American securities law should be transparent, so investors can see what’s going on with a company, yet not so cumbersome that it harms business. We’re not yet at that ideal balance.
A major problem is the Sarbanes-Oxley legislation Congress passed and President Bush signed in 2002 in the wake of the financial collapse of Enron and Worldcom. The legislation was supposed to “protect investors by improving the accuracy and reliability of corporate disclosures,” according to the Wikipedia encyclopedia, by establishing accounting oversight, independent auditing and more financial disclosure. It was co-authored by Sen. Paul Sarbanes, D-Md., and Michael G. Oxley, R-Ohio.
But some of the reforms were “excessive” and the law, passed in the “hothouse atmosphere” after the Worldcom collapse, “was not a perfect document,” Rep. Oxley told the annual conference of the International Corporate Governance Network on July 7, which was meeting in London, as reported in the Friday Financial Times.
“If I had another crack at it, I would have provided a bit more flexibility for small- and medium-sized companies,” Rep. Oxley also told the newspaper. But, he said, “Congress will not re-visit this issue. The SEC reform (on smaller companies) is not going to happen either.”
If true, that’s too bad. This bill is in serious need of reform, which now even one of its authors seems to be conceding.

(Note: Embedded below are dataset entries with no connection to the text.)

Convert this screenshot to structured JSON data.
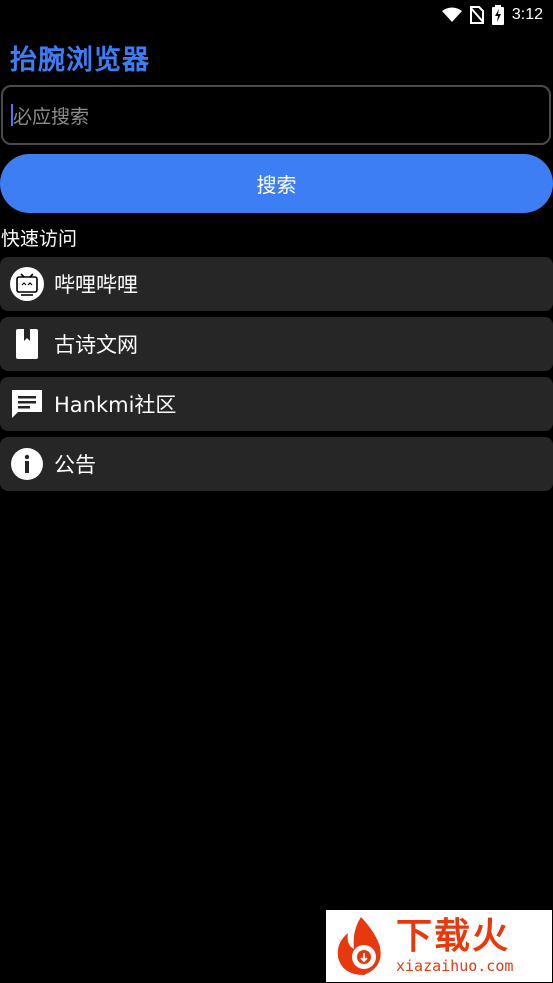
{
  "status_bar": {
    "time": "3:12",
    "icons": [
      "wifi-icon",
      "no-sim-icon",
      "battery-charging-icon"
    ]
  },
  "app": {
    "title": "抬腕浏览器"
  },
  "search": {
    "placeholder": "必应搜索",
    "button_label": "搜索"
  },
  "quick_access": {
    "label": "快速访问",
    "items": [
      {
        "label": "哔哩哔哩",
        "icon": "bilibili-tv-icon"
      },
      {
        "label": "古诗文网",
        "icon": "bookmark-book-icon"
      },
      {
        "label": "Hankmi社区",
        "icon": "chat-message-icon"
      },
      {
        "label": "公告",
        "icon": "info-icon"
      }
    ]
  },
  "watermark": {
    "title": "下载火",
    "url": "xiazaihuo.com",
    "color": "#e8380d"
  },
  "colors": {
    "accent": "#3d7ef5",
    "background": "#000000",
    "item_background": "#262626"
  }
}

Sarbanes-Oxley has had “a very powerful effect on business,” William Niskanen said; he’s chairman of the Cato Institute and was acting chairman of President Reagan’s Council of Economic Advisers. Niskanen said he’s finishing work on a book that will call for repealing Sarbanes-Oxley because the costs of compliance have proved too much for American businesses, which are becoming “risk-averse.”
“The matter causing the greatest increase in risk-averse behavior is the increase in criminal penalties,” he said. “CEOs have to attest to the accuracy of reports,” with even mistakes by underlings making them liable to be penalized, including time in prison.

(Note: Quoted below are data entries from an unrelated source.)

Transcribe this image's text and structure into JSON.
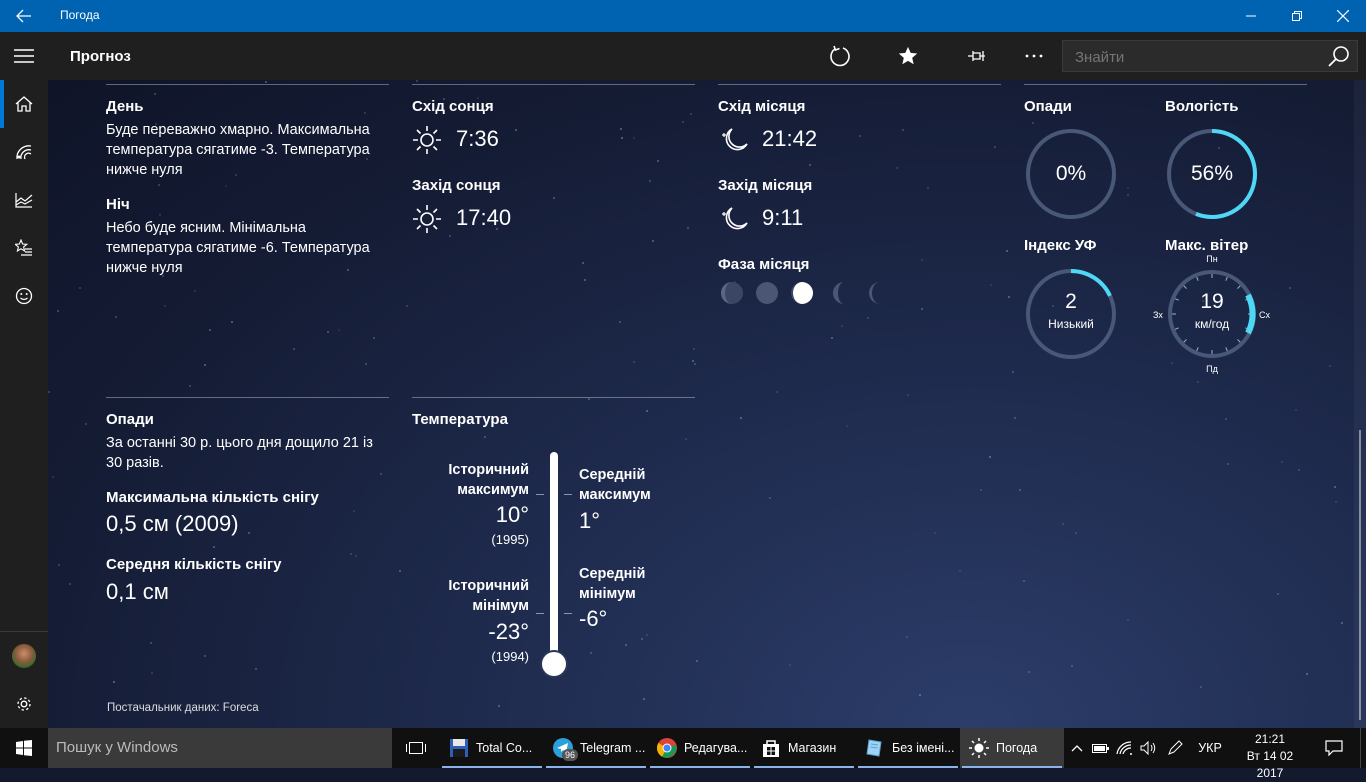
{
  "window": {
    "title": "Погода"
  },
  "appbar": {
    "page_title": "Прогноз",
    "search_placeholder": "Знайти"
  },
  "day_night": {
    "day_label": "День",
    "day_text": [
      "Буде переважно хмарно. Максимальна",
      "температура сягатиме -3. Температура",
      "нижче нуля"
    ],
    "night_label": "Ніч",
    "night_text": [
      "Небо буде ясним. Мінімальна",
      "температура сягатиме -6. Температура",
      "нижче нуля"
    ]
  },
  "sun": {
    "sunrise_label": "Схід сонця",
    "sunrise": "7:36",
    "sunset_label": "Захід сонця",
    "sunset": "17:40"
  },
  "moon": {
    "moonrise_label": "Схід місяця",
    "moonrise": "21:42",
    "moonset_label": "Захід місяця",
    "moonset": "9:11",
    "phase_label": "Фаза місяця"
  },
  "gauges": {
    "precip": {
      "label": "Опади",
      "value": "0%",
      "fraction": 0.0
    },
    "humidity": {
      "label": "Вологість",
      "value": "56%",
      "fraction": 0.56
    },
    "uv": {
      "label": "Індекс УФ",
      "value": "2",
      "sub": "Низький",
      "fraction": 0.18
    },
    "wind": {
      "label": "Макс. вітер",
      "value": "19",
      "unit": "км/год",
      "n": "Пн",
      "e": "Сх",
      "s": "Пд",
      "w": "Зх"
    }
  },
  "history": {
    "precip_label": "Опади",
    "precip_text": [
      "За останні 30 р. цього дня дощило 21 із",
      "30 разів."
    ],
    "max_snow_label": "Максимальна кількість снігу",
    "max_snow": "0,5 см (2009)",
    "avg_snow_label": "Середня кількість снігу",
    "avg_snow": "0,1 см"
  },
  "temperature": {
    "label": "Температура",
    "hist_max_label": [
      "Історичний",
      "максимум"
    ],
    "hist_max": "10°",
    "hist_max_year": "(1995)",
    "avg_max_label": [
      "Середній",
      "максимум"
    ],
    "avg_max": "1°",
    "hist_min_label": [
      "Історичний",
      "мінімум"
    ],
    "hist_min": "-23°",
    "hist_min_year": "(1994)",
    "avg_min_label": [
      "Середній",
      "мінімум"
    ],
    "avg_min": "-6°"
  },
  "provider": "Постачальник даних: Foreca",
  "taskbar": {
    "search_placeholder": "Пошук у Windows",
    "items": [
      "Total Co...",
      "Telegram ...",
      "Редагува...",
      "Магазин",
      "Без імені...",
      "Погода"
    ],
    "telegram_badge": "96",
    "lang": "УКР",
    "time": "21:21",
    "date": "Вт 14 02 2017"
  },
  "colors": {
    "accent": "#0063b1",
    "gauge": "#4fd8f5",
    "nav_select": "#0078d7"
  }
}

If Congress does not repeal or at least reform Sarbanes-Oxley, Niskanen said some help might come from Rep. Chris Cox, R-Newport Beach, Calif., should he be confirmed as chairman of the Securities and Exchange Commission. Rep. Cox, long an opponent of excessive regulations, might well work to reduce onerous regulations, including Sarbanes-Oxley, while maintaining adequate investor safeguards. We hope that’s the case. In addition, we urge members of Congress to work for serious reform of Sarbanes-Oxley.
The immense and intense global competition American now faces on every front points up the need for reform — or even repeal — of the legislation. If investors cannot make money investing in American firms because Sarbanes-Oxley has made those firms risk-averse, then the money will just go to companies in countries where risks are welcomed and rewarded.